Disability for ADHD: What You Need to Know
When you or someone you care about has been diagnosed with ADHD, you want to take action. You want to get the best treatment. You want to take measures to reduce symptoms at home, work, and school. You want to take advantage of every option and opportunity available to you.
Many people who have ADHD or know someone who does are interested in the subject of disability benefits. They hope applying for and receiving disability will lessen the worries of life and make living life with ADHD less stressful.
Unfortunately, disability benefits are complex and uncertain. Navigating through the process can be time-consuming and frustrating, so patience is needed.
Read on to learn more about social security disability benefits, who qualifies, what benefits are given, and other information relevant to your situation.
What Is Disability?
When people refer to “disability,” they are actually referring to two programs: Social Security Disability Insurance (SSDI) and Supplemental Security Income (SSI).
Together, they are large, federal programs designed to assist people living with physical or mental disabilities. They are both controlled by the Social Security Administration (SSA), but differ in some respects:
- SSDI provides benefits to you or your family if you are considered “insured.” Becoming insured means you have worked more than a specific amount of time and have paid taxes to the SSA. Because of this, SSDI is usually reserved for people with a significant work history. SSDI benefits are typically based on the amount of income earned during periods of employment.
- SSI only provides benefits based on the financial need of the family or individual. This program is reserved for people without a long enough work history. SSI benefits are usually a flat fee.
Who Is “Disabled”?
Before you consider applying for disability, you should consider five questions the SSA asks of everyone interested in disability:
- Are you working?
- Is your condition “severe”?
- Is your condition found on the list of disabling conditions?
- Can you do the work you previously did?
- Can you do any other type of work?
If you are currently working with a condition that is not severe or not on the list, you will not qualify for disability. If you cannot work any job because of a severe condition from the list, then you can qualify.
For many people, their diagnosis and the severity of their diagnosis will have a major impact on their attempts to acquire disability benefits. The list of impairments for adults covers a wide range of physical and mental health conditions that are considered “disabling.”
Examples of mental health conditions on the list include:
- Affective disorders like major depressive disorder and bipolar disorder
- Anxiety disorders
- Personality disorders
- Substance abuse and addiction disorders
- Autistic spectrum disorders
Noticeably absent from this list is ADHD — the condition that affects 2.5 percent of the adult population is not considered disabling according to the SSA.
The list of impairments for children is different, though. Here, ADHD is noted as a debilitating condition as long as its intensity is severe enough.
Interestingly, according to the SSA, a child qualifying for ADHD must have documented findings of:
- Marked inattention
- Marked impulsivity
- Marked hyperactivity
These symptoms must last for at least one year.
It is striking that they require all three symptoms because a version of ADHD recognized by the American Psychiatric Association, ADHD predominately inattentive type, does not have symptoms of impulsivity or hyperactivity. This means that a child could have ADHD as a diagnosable condition but not qualify for disability.
With this information, the SSA suggests that adults cannot be considered disabled due to an ADHD diagnosis, but children can.
If you remember, SSDI benefits are only available to people with a substantial work history that have paid an amount of taxes during their employment. In most cases, a child with ADHD will not have completed these requirements to qualify for SSDI.
Instead, SSI will be the appropriate disability benefit for ADHD.
As mentioned, though, SSI is a benefit for disabled people based on financial need. This is an important distinction because if your family is affluent, you would not have a financial need for SSI, and you would not qualify. SSI is designed for people and families with little to no income.
If you are disappointed by this information, don’t worry. There is good news.
Even though your family may not qualify for financial assistance from SSI, you may still qualify for medical coverage called Medicaid.
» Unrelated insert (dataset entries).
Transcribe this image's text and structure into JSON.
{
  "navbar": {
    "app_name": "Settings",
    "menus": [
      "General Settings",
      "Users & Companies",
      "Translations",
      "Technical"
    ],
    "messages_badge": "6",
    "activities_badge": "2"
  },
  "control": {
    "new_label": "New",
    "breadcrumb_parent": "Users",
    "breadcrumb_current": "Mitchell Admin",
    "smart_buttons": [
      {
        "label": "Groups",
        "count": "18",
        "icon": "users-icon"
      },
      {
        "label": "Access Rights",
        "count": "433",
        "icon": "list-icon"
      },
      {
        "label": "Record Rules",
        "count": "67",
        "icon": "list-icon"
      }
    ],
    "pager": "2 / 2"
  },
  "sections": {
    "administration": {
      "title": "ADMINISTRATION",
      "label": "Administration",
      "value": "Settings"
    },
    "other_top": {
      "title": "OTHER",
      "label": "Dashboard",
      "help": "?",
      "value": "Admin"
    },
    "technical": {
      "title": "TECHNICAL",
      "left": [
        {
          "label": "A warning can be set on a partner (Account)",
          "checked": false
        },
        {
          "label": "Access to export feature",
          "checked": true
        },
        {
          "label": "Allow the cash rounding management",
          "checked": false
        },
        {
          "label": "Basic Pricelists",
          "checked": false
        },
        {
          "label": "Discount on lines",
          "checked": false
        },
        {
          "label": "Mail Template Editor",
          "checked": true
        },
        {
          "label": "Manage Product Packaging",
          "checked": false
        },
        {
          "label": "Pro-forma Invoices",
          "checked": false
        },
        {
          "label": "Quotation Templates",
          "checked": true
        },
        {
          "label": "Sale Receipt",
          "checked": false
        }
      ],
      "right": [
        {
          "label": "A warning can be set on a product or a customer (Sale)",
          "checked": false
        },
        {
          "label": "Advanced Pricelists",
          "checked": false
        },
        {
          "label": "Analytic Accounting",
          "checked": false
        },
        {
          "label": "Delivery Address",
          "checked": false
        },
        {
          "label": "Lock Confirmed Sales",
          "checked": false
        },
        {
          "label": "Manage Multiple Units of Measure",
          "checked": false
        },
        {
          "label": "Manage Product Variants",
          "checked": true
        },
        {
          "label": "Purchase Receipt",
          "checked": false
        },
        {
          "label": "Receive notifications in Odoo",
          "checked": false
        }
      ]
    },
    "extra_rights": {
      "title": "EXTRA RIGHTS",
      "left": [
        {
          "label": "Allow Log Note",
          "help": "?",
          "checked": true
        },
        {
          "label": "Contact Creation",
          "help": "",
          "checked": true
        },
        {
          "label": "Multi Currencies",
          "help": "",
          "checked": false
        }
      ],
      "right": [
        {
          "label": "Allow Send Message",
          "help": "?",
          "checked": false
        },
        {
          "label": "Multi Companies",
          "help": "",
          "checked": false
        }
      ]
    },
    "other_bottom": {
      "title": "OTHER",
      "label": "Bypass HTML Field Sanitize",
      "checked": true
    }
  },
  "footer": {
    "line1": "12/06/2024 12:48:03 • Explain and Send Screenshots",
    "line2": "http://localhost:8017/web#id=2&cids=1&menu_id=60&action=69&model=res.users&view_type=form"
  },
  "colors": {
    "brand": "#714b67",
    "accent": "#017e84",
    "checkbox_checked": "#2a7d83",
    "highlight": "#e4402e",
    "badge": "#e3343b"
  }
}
Medicaid is a federal health insurance that was expanded by the Affordable Care Act to cover more people in need. Your child with ADHD will qualify for Medicaid insurance regardless of your income.
You may think Medicaid is an unimportant benefit, but this insurance has extensive coverage with low or no copays or deductibles. In many cases, Medicaid can serve as a secondary insurance allowing the child to keep their current plan and add Medicaid as a backup.
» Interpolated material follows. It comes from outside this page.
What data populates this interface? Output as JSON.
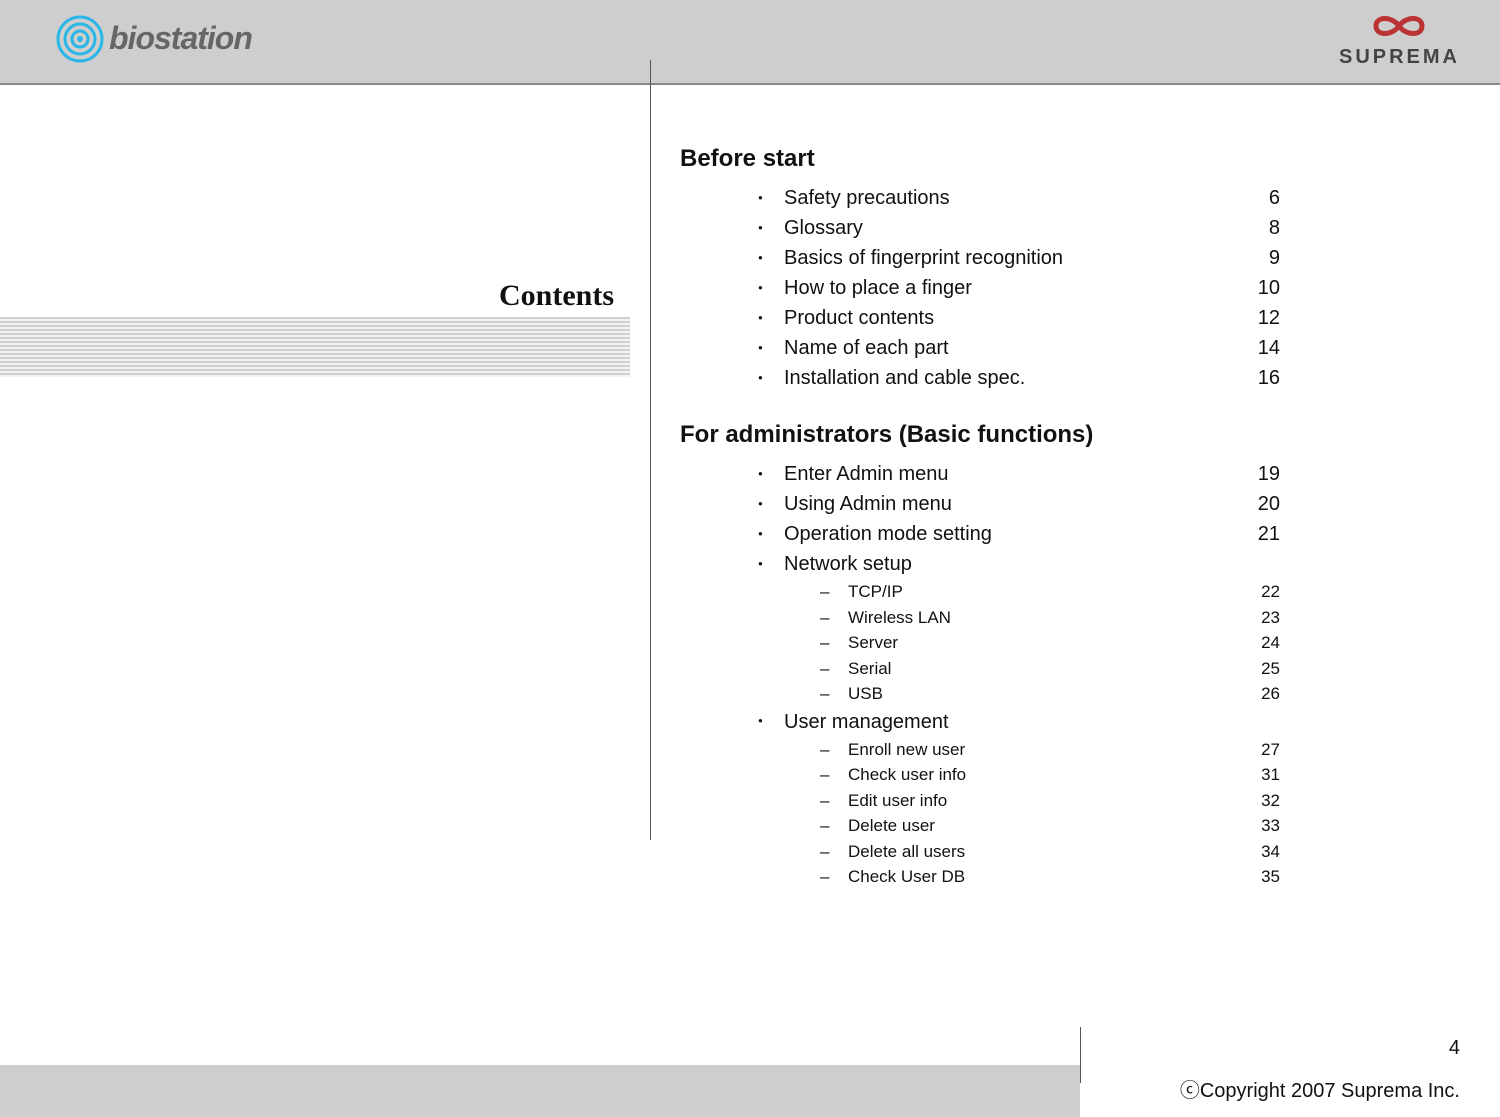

Medicaid can pay for prescriptions and a range of outpatient, inpatient, and in-home treatment for your child depending on their needs. Children that receive specialized treatment for ADHD will be less impacted by their symptoms in the future.
There are also state versions of Medicaid that can provide additional medical coverage to children that do not qualify for disability.
How to Apply
If you are interested in applying for disability benefits for yourself or your loved one with ADHD, a good place to begin is the Child Disability Starter Kit page on the SSA website. Here, you will find additional information about applying for disability, work opportunities, and other important information.
From there, you can move to the Online Application for Disability Benefits page to officially begin the process.
The process of understanding and applying for disability is a complicated but important matter. Knowing the nuances and navigating the system will put you in a better position to receive the benefits that are desired. If you or your child met the criteria, apply today.